Tüm havayolu şirketlerinin bir hata yapıldıysa bundan haberdar olup kendi uçucu ekiplerini ve SHGM vasıtasiyle diğer şirketlere aydınlatıcı bilgiler sunması lazım. Kamuoyunu da doğru aydınlatmak bizim işimiz. Ancak, ülkemiz sivil havacılığındaki bu tür bilgilendirmelerde “kol kırılır yen içinde kalır” tutumu sürdürüldüğünden bir adım ilerleyemiyoruz.
Bu kaza sonucunda Boeing’e mutlaka haber iletilmiştir. Boeing te; “B-737 üretildiğinden beri bu tür bir kırılma olayı ile karşılaşmadık, siz ne yapıyorsunuz ?” diyerek mutlaka gelecek ve FDR’ı alıp inceleyip sorunun nereden kaynaklandığını belirleyeceklerdir.
Boeing temsilcileri geldiğinde, bunları her halde, kılıç-kalkan ekibimiz karşılayacak değil ya. Koskoca Türkiye Cumhuriyetinin Sivil havacılık otoritesinin kaza-kırım ekibi tutuklu olduğundan bu konuyla kim ilgilenecek. Gel de gülme acınacak halimize…
Dikmenin kırılmasına neden olan olayın başlangıcı olan, flapsız inme zorunda kalan kaptanı bu duruma sokan sistem arızasının, gerçek mi yoksa suni ikazlı bir arızadan mı kaynaklandığı nasıl belli olacak?
Neyse ki, yine de şanslıyız; Bu kaza sonucunda istenmeyen ölümlü durumlarla da karşılaşabilirdik.

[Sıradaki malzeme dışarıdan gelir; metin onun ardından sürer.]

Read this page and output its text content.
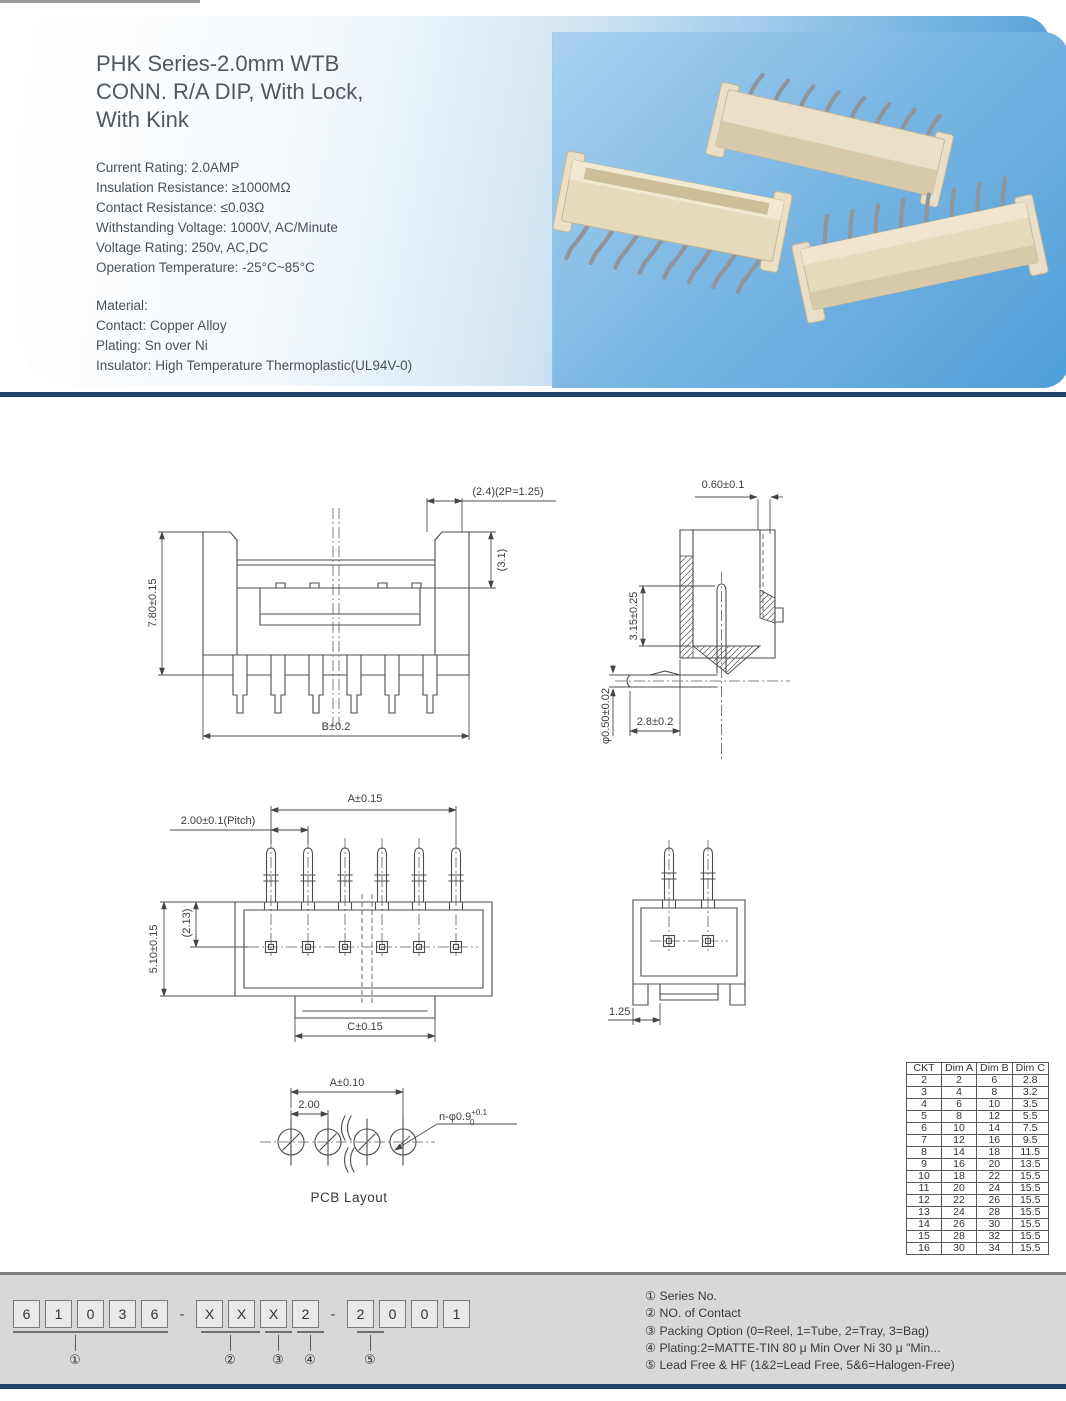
PHK Series-2.0mm WTB
CONN. R/A DIP, With Lock,
With Kink
Current Rating: 2.0AMP
Insulation Resistance: ≥1000MΩ
Contact Resistance: ≤0.03Ω
Withstanding Voltage: 1000V, AC/Minute
Voltage Rating: 250v, AC,DC
Operation Temperature: -25°C~85°C
Material:
Contact: Copper Alloy
Plating: Sn over Ni
Insulator: High Temperature Thermoplastic(UL94V-0)
7.80±0.15
B±0.2
(2.4)(2P=1.25)
(3.1)
0.60±0.1
3.15±0.25
φ0.50±0.02 2.8±0.2
A±0.15
2.00±0.1(Pitch)
5.10±0.15
(2.13)
C±0.15
1.25
2.00
A±0.10
$n-\varphi 0.9^{+0.1}$ 0
PCB Layout
CKT	Dim A	Dim B	Dim C
2	2	6	2.8
3	4	8	3.2
4	6	10	3.5
5	8	12	5.5
6	10	14	7.5
7	12	16	9.5
8	14	18	11.5
9	16	20	13.5
10	18	22	15.5
11	20	24	15.5
12	22	26	15.5
13	24	28	15.5
14	26	30	15.5
15	28	32	15.5
16	30	34	15.5
6	1	0	3	6	-	X	X	X	2	-	2	0	0	1
①	②	③	④	⑤
① Series No.
② NO. of Contact
③ Packing Option (0=Reel, 1=Tube, 2=Tray, 3=Bag)
④ Plating:2=MATTE-TIN 80 μ Min Over Ni 30 μ "Min...
⑤ Lead Free & HF (1&2=Lead Free, 5&6=Halogen-Free)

Neyse ki böyle üzücü bir durum yaşanmadı. Yoksa anında bizim meşhur komplo teorisyeni medyamız ve Almanya’dan bile Türkiye’deki kazalara müdahil olabilen sahte kaza-kırımcılar anında atlayıp gelir ve senaryolarını düzmeye başlarlardı.
Hele, hele uçak yolcularının içinde meşhur bir isim bulmasınlar işte o zaman aylarca bu kaza suikast mı değil mi diye medyada manşet olur giderdi.
Sonuç olarak; SKY havayollarının dikme değişimini ve bakımlarını zamanında ve EASA yetkili yerlerde yaptırmış oldukları görünüyor. Bu nedenle SKY ı şirket bazında suçlamak burada haksızlık olur.Buradaki sorun önce asimetri durumunun neden kaynaklandığı ve kaptanın alternet flapı oluşması muhtemel flap hasarına karşın kullanıp, kullanmamasının ne kadar doğru olduğu.
Bence burada bir tek doğru var. Oda, kaptanın her ne kadar flapsız iniş yapmak mümkün olsa da yine de hava şartlarının bozuk ve türbülansın hâkim olduğu o günkü Antalya meydanına inmemesinin gerekliliğidir. Tabii ki yakıt kritiğine girmediyse?